The next step will be to figure out what each of these miRNAs regulated by Oct4, Sox2, Nanog, and Tcf3 actually does – either in the ESC or a differentiated cell. That should be very interesting, as the press release suggests:
Putting microRNAs on the stem cell map (8/7/08)
“We now have a list of what microRNAs are important in embryonic stem cells,” says Alex Marson, co-lead author on the paper and an MD/PhD student in the Young lab. “This gives us clues of which microRNAs you might want to target to direct an embryonic stem cell into another type of cell. For example, you might be able to harness a microRNA to help drive an embryonic stem cell to become a neuron, aiding with neurodegenerative disease or spinal cord injury.”
Moreover, the results give scientists a better platform for analyzing microRNA gene expression in cancer and other diseases. “We and others are finding that the overall gene circuitry for embryonic stem cells and cancer cells is very similar,” notes Marson. “Now that we have connected the circuitry to microRNAs, we can begin to compare microRNAs that are regulated in embryonic stem cells to those in cancer cells.”
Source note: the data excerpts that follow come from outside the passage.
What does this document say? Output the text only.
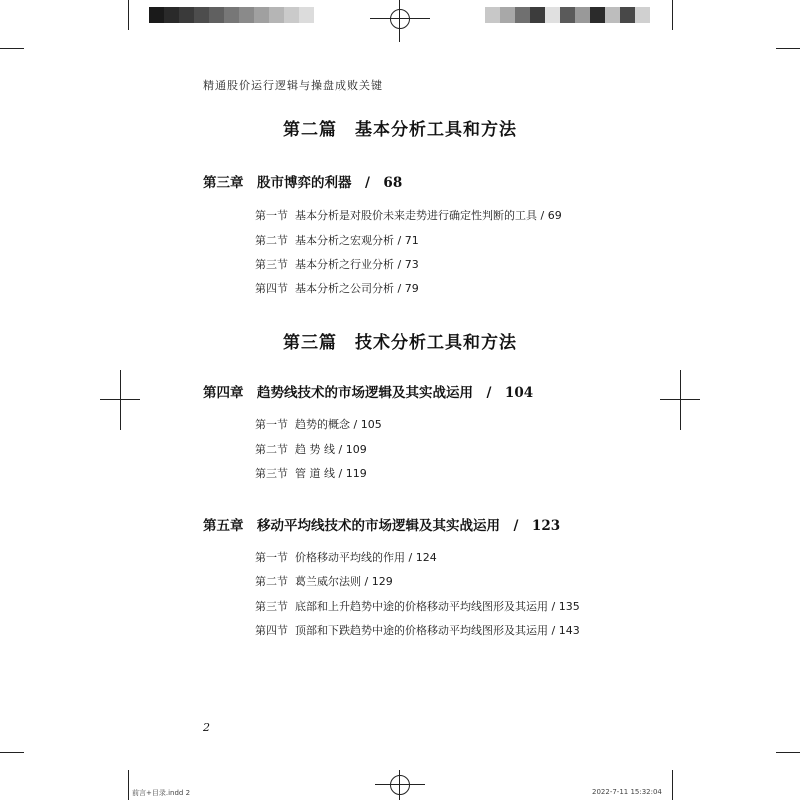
精通股价运行逻辑与操盘成败关键
第二篇　基本分析工具和方法
第三章　股市博弈的利器　/　68
第一节 基本分析是对股价未来走势进行确定性判断的工具 / 69
第二节 基本分析之宏观分析 / 71
第三节 基本分析之行业分析 / 73
第四节 基本分析之公司分析 / 79
第三篇　技术分析工具和方法
第四章　趋势线技术的市场逻辑及其实战运用　/　104
第一节 趋势的概念 / 105
第二节 趋 势 线 / 109
第三节 管 道 线 / 119
第五章　移动平均线技术的市场逻辑及其实战运用　/　123
第一节 价格移动平均线的作用 / 124
第二节 葛兰威尔法则 / 129
第三节 底部和上升趋势中途的价格移动平均线图形及其运用 / 135
第四节 顶部和下跌趋势中途的价格移动平均线图形及其运用 / 143
2
前言+目录.indd 2	2022-7-11 15:32:04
Here's a somewhat more detailed description of the research: Stem Cell microRNA, Transcription Factor Interplay Uncovered (8/8/08)
Other research on miRNA and ESCs that has appeared since the previous discussion (here) gives a small taste of what may be learned about the miRNAs silenced in ESCs:
Protein Protects Embryonic Stem Cells' Versatility And Self-renewal (3/23/08)
A protein known as REST blocks the expression of a microRNA that prevents embryonic stem cells from reproducing themselves and causes them to differentiate into specific cell types, scientists at The University of Texas M. D. Anderson Cancer Center report in the journal Nature.
Researchers show RE1-silencing transcription factor (REST) plays a dual role in embryonic stem cells, said senior author Sadhan Majumder, Ph.D., professor in M. D. Anderson's Department of Cancer Genetics. "It maintains self-renewal, or the cell's ability to make more and more cells of its own type, and it maintains pluripotency, meaning that the cells have the potential to become any type of cell in the body."
The details are particularly interesting:
In studies using mouse embryonic stem cells, the researchers found that REST disarms a specific microRNA called microRNA-21 or miR-21. MicroRNAs are tiny pieces of RNA that control gene expression by binding to the gene's messenger RNA.
The team found that MiR-21 suppresses embryonic stem cell self-renewal and is associated with a corresponding loss of expression of critical self-renewal regulators, such as Oct4, Nanog, Sox2 and c-Myc. REST counters this by suppressing miR-21 to preserve the cells' self-renewal and pluripotency.
The researchers discovered the roles of REST and miR-21 in a series of experiments using cultured mouse embryonic stem cells in either a self-renewal state or a differentiating state. They found that REST expression was significantly higher in the self-renewal state. Withdrawing REST reduced the stem cells' ability to reproduce themselves and started differentiation -- even when the cells were grown under conditions conducive to self-renewal. Adding REST to differentiating cells maintained their self-renewal.
These experiments also revealed that REST is bound to the gene chromatin of a set of microRNAs with the potential to target self-renewal genes. REST controls transcription of 11 microRNAs.
Is anything special known about miR-21? Yes, in fact – it is known to play a role in cancers of the colon, liver, and thyroid. (See here.)